Spinner dolphins are found in tropical and temperate waters throughout the world. There are four subspecies of spinner dolphins. They are well known for their acrobatic ability – they jump out of the water and spin in the air before they land.1 They are about seven feet long and weigh 170 pounds. When they jump out of the water, they can reach heights up to 10 feet!2
The color of these dolphins varies depending on the species and where they live, but individuals can be identified by their dorsal fins.

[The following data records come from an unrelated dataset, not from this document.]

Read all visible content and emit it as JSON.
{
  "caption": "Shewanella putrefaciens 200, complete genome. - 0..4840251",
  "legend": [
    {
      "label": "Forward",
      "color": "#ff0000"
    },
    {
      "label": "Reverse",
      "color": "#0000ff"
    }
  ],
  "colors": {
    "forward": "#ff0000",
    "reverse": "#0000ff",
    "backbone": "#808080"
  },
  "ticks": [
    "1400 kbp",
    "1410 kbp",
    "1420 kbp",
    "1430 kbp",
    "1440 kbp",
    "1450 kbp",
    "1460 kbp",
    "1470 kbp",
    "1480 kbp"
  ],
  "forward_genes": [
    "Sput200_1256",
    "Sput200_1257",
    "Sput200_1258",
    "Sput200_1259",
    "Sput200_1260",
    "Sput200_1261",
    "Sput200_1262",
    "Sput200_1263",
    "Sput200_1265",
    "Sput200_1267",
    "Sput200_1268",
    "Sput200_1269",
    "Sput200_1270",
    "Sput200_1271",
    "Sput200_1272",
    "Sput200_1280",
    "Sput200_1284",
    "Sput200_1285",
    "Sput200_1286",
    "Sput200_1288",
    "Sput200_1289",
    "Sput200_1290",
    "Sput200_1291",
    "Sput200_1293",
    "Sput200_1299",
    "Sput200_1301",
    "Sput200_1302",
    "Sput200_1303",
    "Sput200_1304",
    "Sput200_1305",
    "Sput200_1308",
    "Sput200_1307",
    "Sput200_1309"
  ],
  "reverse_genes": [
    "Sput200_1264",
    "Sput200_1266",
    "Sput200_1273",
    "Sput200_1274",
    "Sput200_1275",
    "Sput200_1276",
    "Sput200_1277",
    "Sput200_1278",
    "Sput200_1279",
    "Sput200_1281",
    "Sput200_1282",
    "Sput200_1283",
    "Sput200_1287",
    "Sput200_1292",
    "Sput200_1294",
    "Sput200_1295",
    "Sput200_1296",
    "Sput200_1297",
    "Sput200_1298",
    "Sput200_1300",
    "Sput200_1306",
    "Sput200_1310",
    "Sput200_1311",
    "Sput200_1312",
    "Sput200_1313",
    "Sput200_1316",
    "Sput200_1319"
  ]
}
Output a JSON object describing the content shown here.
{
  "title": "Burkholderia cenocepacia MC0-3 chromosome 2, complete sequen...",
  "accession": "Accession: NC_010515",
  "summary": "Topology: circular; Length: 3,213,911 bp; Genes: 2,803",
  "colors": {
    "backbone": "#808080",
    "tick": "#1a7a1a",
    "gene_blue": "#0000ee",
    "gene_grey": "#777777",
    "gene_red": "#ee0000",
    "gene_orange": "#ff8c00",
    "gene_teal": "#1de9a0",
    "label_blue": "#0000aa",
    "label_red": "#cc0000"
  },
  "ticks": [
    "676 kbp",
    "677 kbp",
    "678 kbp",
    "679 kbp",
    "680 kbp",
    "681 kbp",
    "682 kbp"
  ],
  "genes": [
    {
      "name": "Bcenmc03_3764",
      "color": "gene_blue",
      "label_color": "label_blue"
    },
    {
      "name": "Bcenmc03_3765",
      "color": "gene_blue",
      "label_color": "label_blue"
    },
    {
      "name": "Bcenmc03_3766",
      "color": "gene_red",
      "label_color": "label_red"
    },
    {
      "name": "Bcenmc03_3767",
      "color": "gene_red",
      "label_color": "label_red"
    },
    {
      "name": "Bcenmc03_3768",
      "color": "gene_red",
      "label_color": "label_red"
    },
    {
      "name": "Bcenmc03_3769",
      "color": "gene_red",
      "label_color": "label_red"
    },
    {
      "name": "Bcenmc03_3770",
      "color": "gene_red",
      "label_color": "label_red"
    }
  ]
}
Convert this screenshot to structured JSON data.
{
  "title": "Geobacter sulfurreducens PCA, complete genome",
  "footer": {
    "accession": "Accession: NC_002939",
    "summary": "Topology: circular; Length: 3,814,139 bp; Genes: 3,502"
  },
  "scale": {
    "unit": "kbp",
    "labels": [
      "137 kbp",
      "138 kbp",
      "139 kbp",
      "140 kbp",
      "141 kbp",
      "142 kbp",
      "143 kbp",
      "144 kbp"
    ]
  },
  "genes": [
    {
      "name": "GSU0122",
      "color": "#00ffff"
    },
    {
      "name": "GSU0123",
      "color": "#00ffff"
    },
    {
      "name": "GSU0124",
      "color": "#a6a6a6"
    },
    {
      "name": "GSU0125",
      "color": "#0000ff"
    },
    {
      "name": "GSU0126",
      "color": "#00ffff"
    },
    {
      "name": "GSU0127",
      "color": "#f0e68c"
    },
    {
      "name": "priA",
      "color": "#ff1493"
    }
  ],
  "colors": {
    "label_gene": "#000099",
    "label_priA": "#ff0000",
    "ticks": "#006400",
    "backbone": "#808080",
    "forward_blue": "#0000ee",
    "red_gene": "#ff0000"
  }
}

Each one is unique, which allows scientists to identify individuals and study them when they see them.1
These dolphins feed on fish, shrimp, and squid. Normally, the prey they go after lives in depths down to 1,000 feet. However, these animals often migrate up toward the surface when night falls. That’s when spinner dolphins will hunt them and eat.1
Although for the most part, there isn’t enough data for spinner dolphins to be given a status designation by the IUCN, that doesn’t mean they haven’t faced threats to their population numbers. Currently, Eastern Tropical Pacific spinner dolphins are considered vulnerable due to being caught as bycatch by the tuna fishing industry.3
The tuna industry has caused damage to spinner dolphins and other dolphin species in the 80s. Yellowfin tuna often swim with dolphins, and so as fishermen tried to catch the tuna, the dolphins would get caught up in the equipment, too. This is why there are now laws to protect dolphins and ensure safe fishing practices to catch tuna.2
Spinner dolphins have protection in many regions where they’re found and there are conservation efforts to help them.2 They face risks from other things, too, such as debris in the ocean that can injure them or cause them to drown, or humans getting too close to them and interfering with their routines. Because they have predictable behavior, humans who want a close look at them will know where to find them – and often they get too close to the point of disrupting them. This can change their behavior, put the dolphins at risk, and put the humans near them at risk, too.1
Our wildlife faces many challenges in their environment. Learning about the amazing species we have in the world and what they face is the first step to helping them. We can make the world a better place for wildlife when we spread the word about them.